Districting is the process by which a US state is divided into voting regions called districts. During an election, the candidate who earns the largest number of votes in a district (the "plurality" of votes) is elected as that district's representative. Gerrymandering is a malicious process of trying to draw district boundaries in such a way as to give one party more representatives than their fair share. For example, if you spread the voters from a given party too thinly across many districts, they will not have enough votes to win a majority in any district. Similarly, if you too tightly pack the voters from a political party all into a small number of districts, all votes over the needed plurality (e.g. 50% in a two-party system) are wasted.

In the figure below, the square area of Democrat (D) and Republican (R) voters are divided into 5-person districts. The districting at left leads to 4/5 of the districts won by Democrats, while the districting at right is the opposite, awarding 4/5 of the districts to Republicans. These both seem unfair given the nearly equal total count of voters from the two parties.

gerrymandering
gerrymandered toward D (left) and toward R (right)

For this problem let us define the "Gerrymandering ratio" as a measure of a given political party's performance in a given districting arrangement. It is computed by dividing the % of districts that party won by that party's % of the total vote. A ratio of 1.0 would be perfect representation. If the ratio is far above 1.0 for a given party, it implies that the districting was gerrymandered to favor that party. Similarly, if the ratio is far below 1.0, that party might be disadvantaged.

Gerrymandering Ratio for a Party
=
(Percent of districts where that Party won a majority of the vote)
/
(Percent of total votes won by that Party)

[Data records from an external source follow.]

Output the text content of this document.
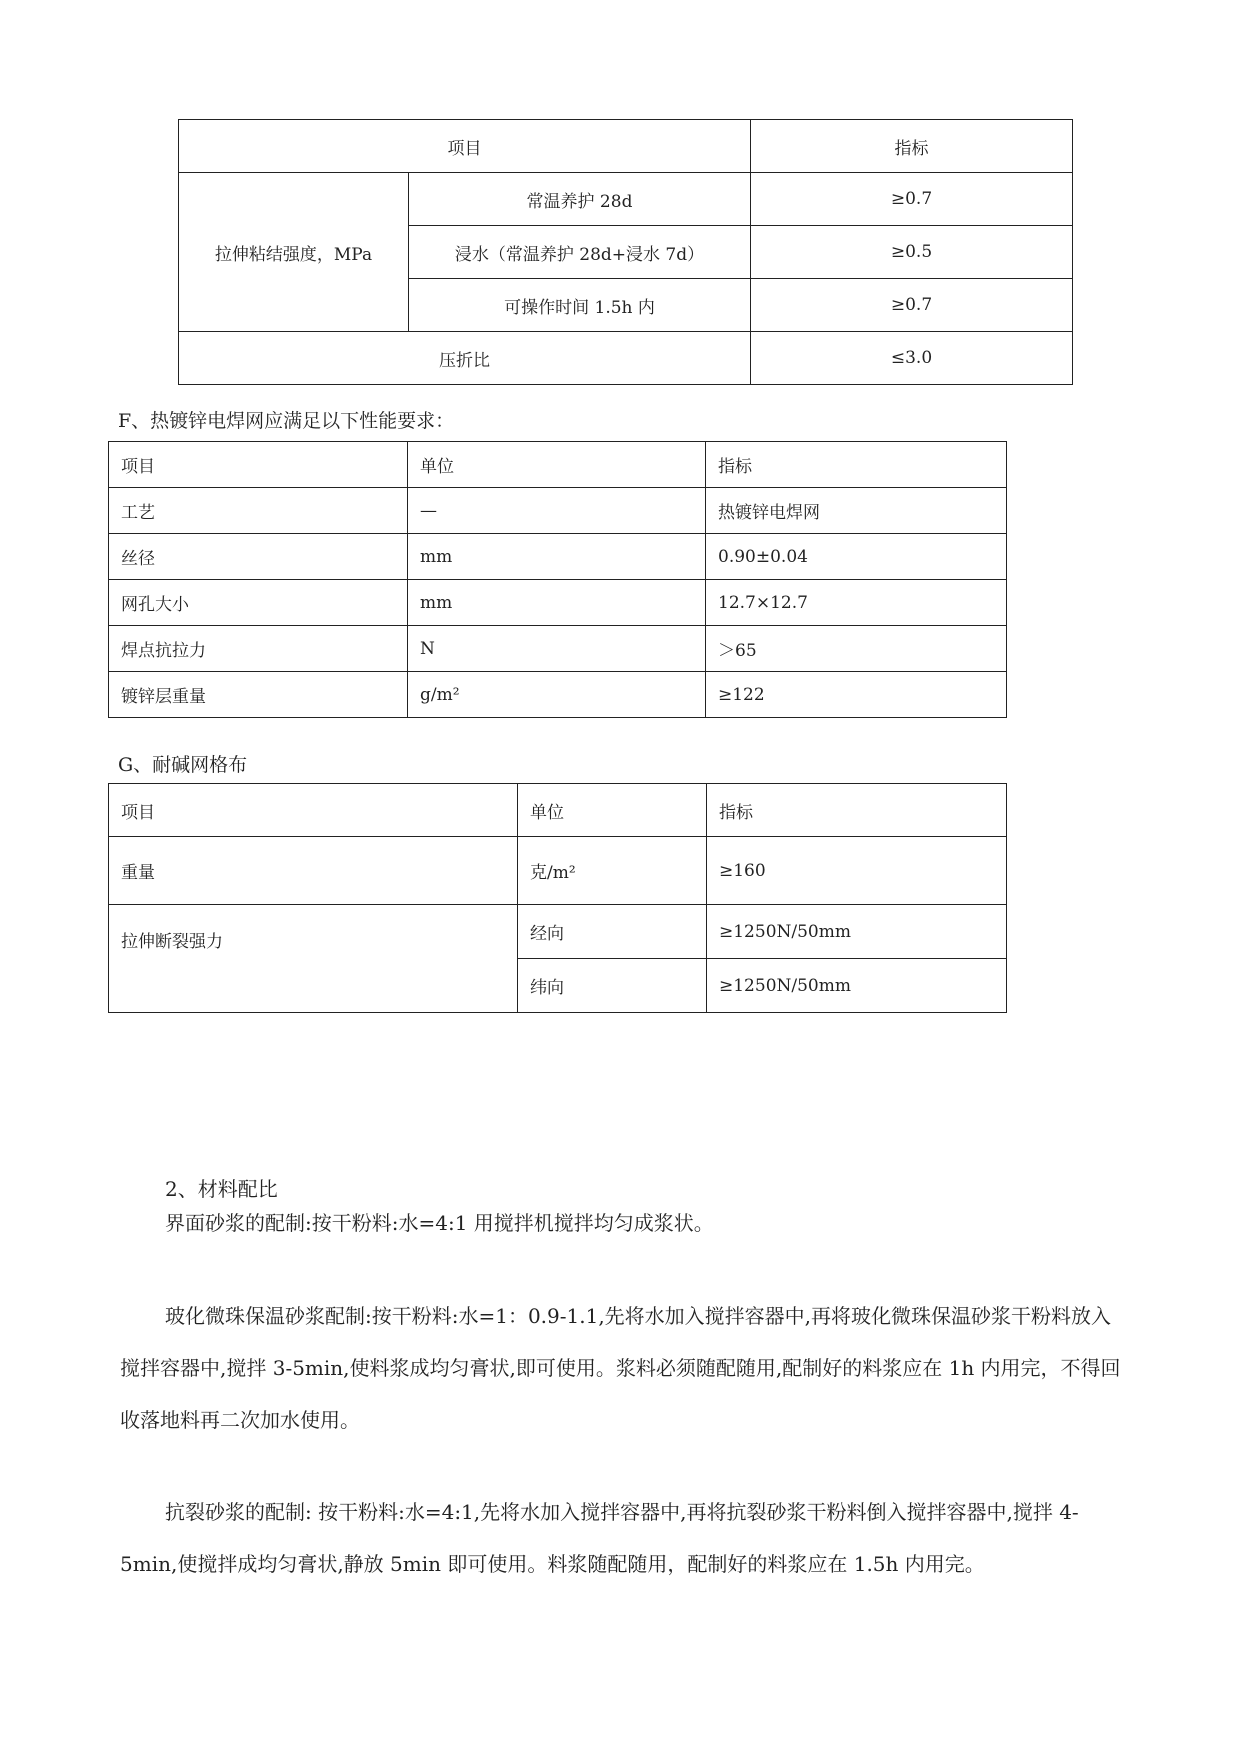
项目		指标
拉伸粘结强度，MPa	常温养护 28d	≥0.7
	浸水（常温养护 28d+浸水 7d）	≥0.5
	可操作时间 1.5h 内	≥0.7
压折比		≤3.0
F、热镀锌电焊网应满足以下性能要求：
项目	单位	指标
工艺	—	热镀锌电焊网
丝径	mm	0.90±0.04
网孔大小	mm	12.7×12.7
焊点抗拉力	N	＞65
镀锌层重量	g/m²	≥122
G、耐碱网格布
项目	单位	指标
重量	克/m²	≥160
拉伸断裂强力	经向	≥1250N/50mm
	纬向	≥1250N/50mm
2、材料配比
界面砂浆的配制:按干粉料:水=4:1 用搅拌机搅拌均匀成浆状。
玻化微珠保温砂浆配制:按干粉料:水=1：0.9-1.1,先将水加入搅拌容器中,再将玻化微珠保温砂浆干粉料放入搅拌容器中,搅拌 3-5min,使料浆成均匀膏状,即可使用。浆料必须随配随用,配制好的料浆应在 1h 内用完，不得回收落地料再二次加水使用。
抗裂砂浆的配制: 按干粉料:水=4:1,先将水加入搅拌容器中,再将抗裂砂浆干粉料倒入搅拌容器中,搅拌 4-5min,使搅拌成均匀膏状,静放 5min 即可使用。料浆随配随用，配制好的料浆应在 1.5h 内用完。
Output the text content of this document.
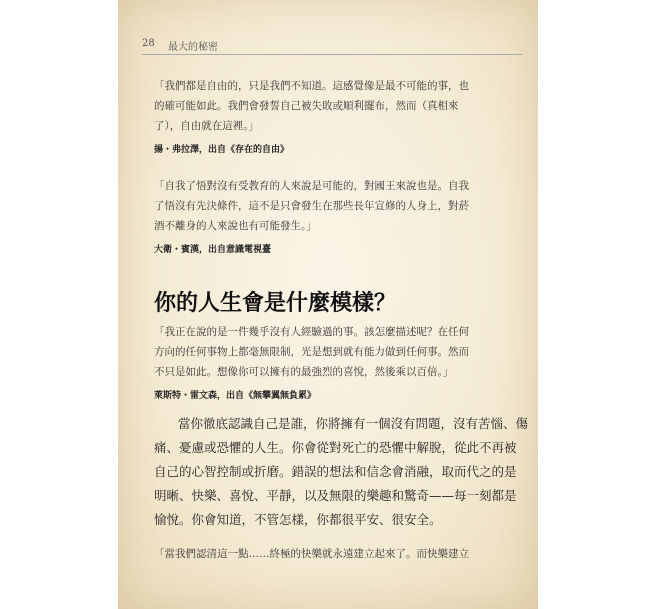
28 最大的秘密
「我們都是自由的，只是我們不知道。這感覺像是最不可能的事，也
的確可能如此。我們會發誓自己被失敗或順利擺布，然而（真相來
了），自由就在這裡。」
揚・弗拉澤，出自《存在的自由》
「自我了悟對沒有受教育的人來說是可能的，對國王來說也是。自我
了悟沒有先決條件，這不是只會發生在那些長年宣修的人身上，對菸
酒不離身的人來說也有可能發生。」
大衛・賓漢，出自意識電視臺
你的人生會是什麼模樣？
「我正在說的是一件幾乎沒有人經驗過的事。該怎麼描述呢？在任何
方向的任何事物上都毫無限制，光是想到就有能力做到任何事。然而
不只是如此。想像你可以擁有的最強烈的喜悅，然後乘以百倍。」
萊斯特・雷文森，出自《無攀翼無負累》
當你徹底認識自己是誰，你將擁有一個沒有問題，沒有苦惱、傷
痛、憂慮或恐懼的人生。你會從對死亡的恐懼中解脫，從此不再被
自己的心智控制或折磨。錯誤的想法和信念會消融，取而代之的是
明晰、快樂、喜悅、平靜，以及無限的樂趣和驚奇——每一刻都是
愉悅。你會知道，不管怎樣，你都很平安、很安全。
「當我們認清這一點……終極的快樂就永遠建立起來了。而快樂建立
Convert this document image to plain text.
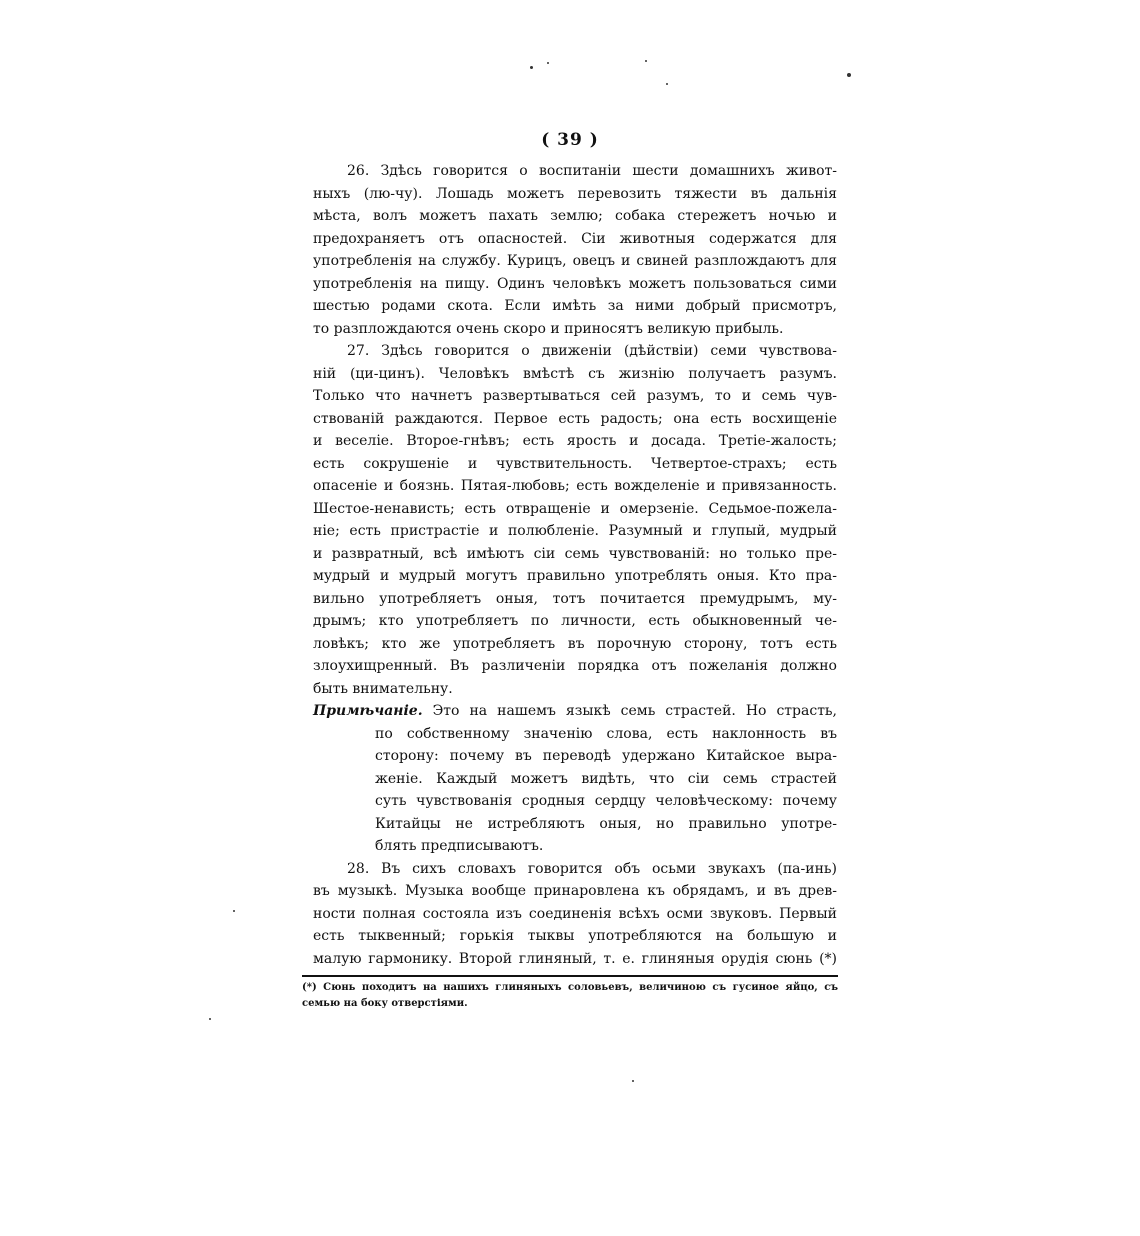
( 39 )

26. Здѣсь говорится о воспитаніи шести домашнихъ живот-
ныхъ (лю-чу). Лошадь можетъ перевозить тяжести въ дальнія
мѣста, волъ можетъ пахать землю; собака стережетъ ночью и
предохраняетъ отъ опасностей. Сіи животныя содержатся для
употребленія на службу. Курицъ, овецъ и свиней разплождаютъ для
употребленія на пищу. Одинъ человѣкъ можетъ пользоваться сими
шестью родами скота. Если имѣть за ними добрый присмотръ,
то разплождаются очень скоро и приносятъ великую прибыль.

27. Здѣсь говорится о движеніи (дѣйствіи) семи чувствова-
ній (ци-цинъ). Человѣкъ вмѣстѣ съ жизнію получаетъ разумъ.
Только что начнетъ развертываться сей разумъ, то и семь чув-
ствованій раждаются. Первое есть радость; она есть восхищеніе
и веселіе. Второе-гнѣвъ; есть ярость и досада. Третіе-жалость;
есть сокрушеніе и чувствительность. Четвертое-страхъ; есть
опасеніе и боязнь. Пятая-любовь; есть вожделеніе и привязанность.
Шестое-ненависть; есть отвращеніе и омерзеніе. Седьмое-пожела-
ніе; есть пристрастіе и полюбленіе. Разумный и глупый, мудрый
и развратный, всѣ имѣютъ сіи семь чувствованій: но только пре-
мудрый и мудрый могутъ правильно употреблять оныя. Кто пра-
вильно употребляетъ оныя, тотъ почитается премудрымъ, му-
дрымъ; кто употребляетъ по личности, есть обыкновенный че-
ловѣкъ; кто же употребляетъ въ порочную сторону, тотъ есть
злоухищренный. Въ различеніи порядка отъ пожеланія должно
быть внимательну.

Примѣчаніе. Это на нашемъ языкѣ семь страстей. Но страсть,
по собственному значенію слова, есть наклонность въ
сторону: почему въ переводѣ удержано Китайское выра-
женіе. Каждый можетъ видѣть, что сіи семь страстей
суть чувствованія сродныя сердцу человѣческому: почему
Китайцы не истребляютъ оныя, но правильно употре-
блять предписываютъ.

28. Въ сихъ словахъ говорится объ осьми звукахъ (па-инь)
въ музыкѣ. Музыка вообще принаровлена къ обрядамъ, и въ древ-
ности полная состояла изъ соединенія всѣхъ осми звуковъ. Первый
есть тыквенный; горькія тыквы употребляются на большую и
малую гармонику. Второй глиняный, т. е. глиняныя орудія сюнь (*)

(*) Сюнь походитъ на нашихъ глиняныхъ соловьевъ, величиною съ гусиное яйцо, съ
семью на боку отверстіями.
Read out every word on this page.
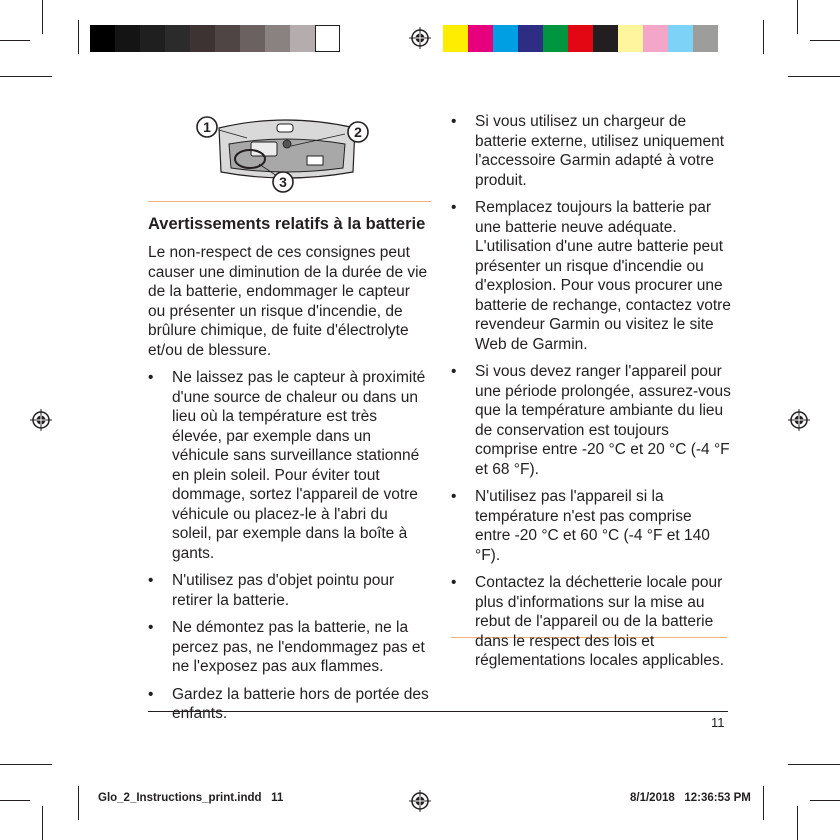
1	2
3
Avertissements relatifs à la batterie

Le non-respect de ces consignes peut causer une diminution de la durée de vie de la batterie, endommager le capteur ou présenter un risque d'incendie, de brûlure chimique, de fuite d'électrolyte et/ou de blessure.

• Ne laissez pas le capteur à proximité d'une source de chaleur ou dans un lieu où la température est très élevée, par exemple dans un véhicule sans surveillance stationné en plein soleil. Pour éviter tout dommage, sortez l'appareil de votre véhicule ou placez-le à l'abri du soleil, par exemple dans la boîte à gants.
• N'utilisez pas d'objet pointu pour retirer la batterie.
• Ne démontez pas la batterie, ne la percez pas, ne l'endommagez pas et ne l'exposez pas aux flammes.
• Gardez la batterie hors de portée des enfants.
• Si vous utilisez un chargeur de batterie externe, utilisez uniquement l'accessoire Garmin adapté à votre produit.
• Remplacez toujours la batterie par une batterie neuve adéquate. L'utilisation d'une autre batterie peut présenter un risque d'incendie ou d'explosion. Pour vous procurer une batterie de rechange, contactez votre revendeur Garmin ou visitez le site Web de Garmin.
• Si vous devez ranger l'appareil pour une période prolongée, assurez-vous que la température ambiante du lieu de conservation est toujours comprise entre -20 °C et 20 °C (-4 °F et 68 °F).
• N'utilisez pas l'appareil si la température n'est pas comprise entre -20 °C et 60 °C (-4 °F et 140 °F).
• Contactez la déchetterie locale pour plus d'informations sur la mise au rebut de l'appareil ou de la batterie dans le respect des lois et réglementations locales applicables.
11
Glo_2_Instructions_print.indd   11	8/1/2018   12:36:53 PM
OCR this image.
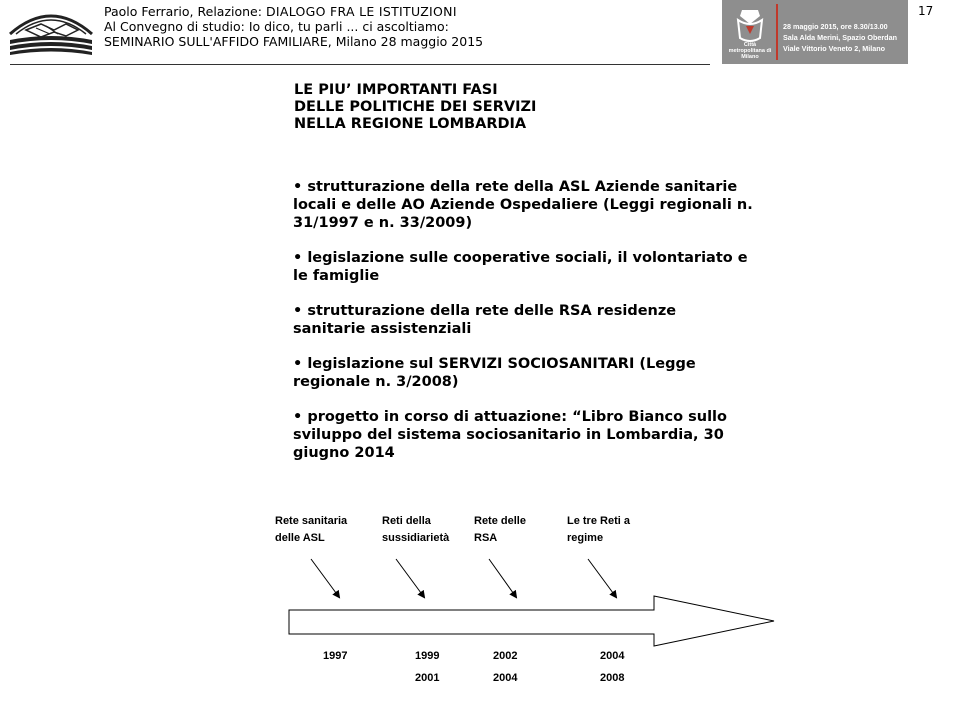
Paolo Ferrario, Relazione: DIALOGO FRA LE ISTITUZIONI
Al Convegno di studio: Io dico, tu parli ... ci ascoltiamo:
SEMINARIO SULL'AFFIDO FAMILIARE, Milano 28 maggio 2015	Città metropolitana di Milano
28 maggio 2015, ore 8.30/13.00
Sala Alda Merini, Spazio Oberdan
Viale Vittorio Veneto 2, Milano
17
LE PIU’ IMPORTANTI FASI
DELLE POLITICHE DEI SERVIZI
NELLA REGIONE LOMBARDIA
• strutturazione della rete della ASL Aziende sanitarie locali e delle AO Aziende Ospedaliere (Leggi regionali n. 31/1997 e n. 33/2009)
• legislazione sulle cooperative sociali, il volontariato e le famiglie
• strutturazione della rete delle RSA residenze sanitarie assistenziali
• legislazione sul SERVIZI SOCIOSANITARI (Legge regionale n. 3/2008)
• progetto in corso di attuazione: “Libro Bianco sullo sviluppo del sistema sociosanitario in Lombardia, 30 giugno 2014
Rete sanitaria
delle ASL
Reti della
sussidiarietà
Rete delle
RSA
Le tre Reti a
regime
1997	1999
2001
2002
2004
2004
2008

Your function accepts as its parameter a string representing a filename of an input file representing voting data. The box above at right shows an example contents of such a file. Each line of the input file will contains information about one voting district. First will be a single word token representing that district's name, followed by each individual vote from that district, each separated by a single space. The votes will be single uppercase characters indicating the political party of interest, such as D or R.

District1 D R D D D
District2 R D R R
DISTRICT3 R R R R R
District4 D D R R D R D
district5 D D R D R

Your job is to calculate the gerrymandering ratio for every political party that is represented in the data set. You should return this information as a map from each political party name (a string) to that party's gerrymandering ratio (a real number). For example, if the input file stream for the file above on the right is passed to your function, your code should determine that the D votes (Democrats) make up 12/26 (46.1%) of the total voters, but Democrats won 3/5 (60%) of the districts by majority vote. This means that the gerrymandering ratio for "D" party is 60 / 46.1, or roughly 1.3. You can perform a similar calculation for the other party in the data set, R, representing the Republicans, which would reveal a ratio of roughly 0.74. Based on this information, your function would return the following map:

{"D":1.3, "R":0.742857}

Assumptions: You may assume valid file input, that the file exists and exactly follows the format shown, with party votes in uppercase. You may assume that there is at least one line of district data in the file and that every district has at least one voter, though the districts might not all be the same size. You may assume that there are at least 2 political parties represented, though there might be more than 2 parties. Do not assume that the parties will be named "D" and "R".

Constraints: Choose an efficient solution. Choose data structures intelligently and use them properly. While your code is not required to have any particular Big-Oh, you may lose points if your code is extremely inefficient. Do not read the file more than once. Do not define custom classes/structures; solve this problem using the Stanford or STL collections.

Function: Write a C++ function as described, not a complete program.